Der Himmel war so grau, dass man ihm Blau nicht mehr zutraute. Ich fror und war froh, als der Bus endlich kam. Vor mir schoben Schulränzen aneinander vorbei, stießen und drückten sich gegenseitig. Stimmen schwirrten laut im Raum. Später wurden Hausaufgaben herausgezogen und abgeschrieben, im letzten Moment wieder eingesteckt. Erleichtertes Lächeln machte sich auf Kindergesichtern breit. Niemand würde etwas merken. Diesmal kein Strich hinter dem eigenen Namen, keine Strafarbeit, kein Nachsitzen. Zeit, sich zu entspannen.
Natürlich würde man mich finden. Natürlich, die Nummernschilder verrieten ja alles. Wenn der Krankenwagen den Jungen geholt hätte, wenn seine Blutungen gestillt wären, sein Bein verbunden und sein Kopf, wenn die Polizei genügend Ruhe haben würde, weil der Rettungswagen auf dem Weg zum Krankenhaus wäre. Natürlich würde man dann den Halter des Wagens ganz einfach feststellen können.
Also musste ich weiter. Der Bus hatte an der Realschule gehalten. An den Gymnasien. Er war leer geworden, die Schulränzen waren auf ihrem Weg. Er hielt am Busbahnhof mit mir als einzigem Gast.
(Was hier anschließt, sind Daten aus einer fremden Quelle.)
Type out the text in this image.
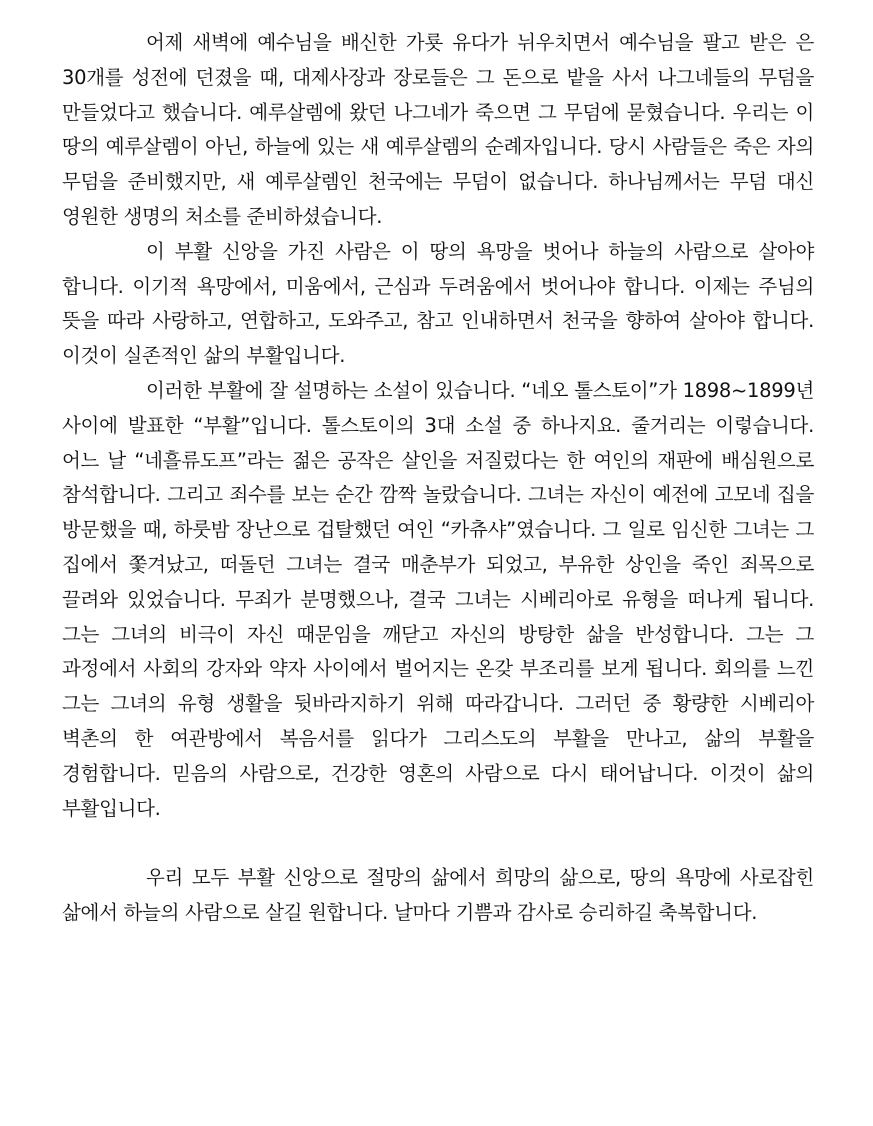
어제 새벽에 예수님을 배신한 가룟 유다가 뉘우치면서 예수님을 팔고 받은 은 30개를 성전에 던졌을 때, 대제사장과 장로들은 그 돈으로 밭을 사서 나그네들의 무덤을 만들었다고 했습니다. 예루살렘에 왔던 나그네가 죽으면 그 무덤에 묻혔습니다. 우리는 이 땅의 예루살렘이 아닌, 하늘에 있는 새 예루살렘의 순례자입니다. 당시 사람들은 죽은 자의 무덤을 준비했지만, 새 예루살렘인 천국에는 무덤이 없습니다. 하나님께서는 무덤 대신 영원한 생명의 처소를 준비하셨습니다.

이 부활 신앙을 가진 사람은 이 땅의 욕망을 벗어나 하늘의 사람으로 살아야 합니다. 이기적 욕망에서, 미움에서, 근심과 두려움에서 벗어나야 합니다. 이제는 주님의 뜻을 따라 사랑하고, 연합하고, 도와주고, 참고 인내하면서 천국을 향하여 살아야 합니다. 이것이 실존적인 삶의 부활입니다.

이러한 부활에 잘 설명하는 소설이 있습니다. “네오 톨스토이”가 1898~1899년 사이에 발표한 “부활”입니다. 톨스토이의 3대 소설 중 하나지요. 줄거리는 이렇습니다. 어느 날 “네흘류도프”라는 젊은 공작은 살인을 저질렀다는 한 여인의 재판에 배심원으로 참석합니다. 그리고 죄수를 보는 순간 깜짝 놀랐습니다. 그녀는 자신이 예전에 고모네 집을 방문했을 때, 하룻밤 장난으로 겁탈했던 여인 “카츄샤”였습니다. 그 일로 임신한 그녀는 그 집에서 쫓겨났고, 떠돌던 그녀는 결국 매춘부가 되었고, 부유한 상인을 죽인 죄목으로 끌려와 있었습니다. 무죄가 분명했으나, 결국 그녀는 시베리아로 유형을 떠나게 됩니다. 그는 그녀의 비극이 자신 때문임을 깨닫고 자신의 방탕한 삶을 반성합니다. 그는 그 과정에서 사회의 강자와 약자 사이에서 벌어지는 온갖 부조리를 보게 됩니다. 회의를 느낀 그는 그녀의 유형 생활을 뒷바라지하기 위해 따라갑니다. 그러던 중 황량한 시베리아 벽촌의 한 여관방에서 복음서를 읽다가 그리스도의 부활을 만나고, 삶의 부활을 경험합니다. 믿음의 사람으로, 건강한 영혼의 사람으로 다시 태어납니다. 이것이 삶의 부활입니다.

우리 모두 부활 신앙으로 절망의 삶에서 희망의 삶으로, 땅의 욕망에 사로잡힌 삶에서 하늘의 사람으로 살길 원합니다. 날마다 기쁨과 감사로 승리하길 축복합니다.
Der Busfahrer sah sich nach mir um. Ich hatte keine Wahl. Eine SMS zur Erklärung musste genügen. Eine Fahrkarte, um in einen Zug umzusteigen. Später in ein Flugzeug. Ich habe einen Fehler gemacht. Ich kann mich dir nicht mehr antun. Mir selbst auch nicht. Was würde es nützen, mich einsperren zu lassen? Ich muss gehen, um mich auszutauschen, eigentlich bin ich schon gegangen. Mich gibt es nicht mehr und schon gibt es mich wieder neu.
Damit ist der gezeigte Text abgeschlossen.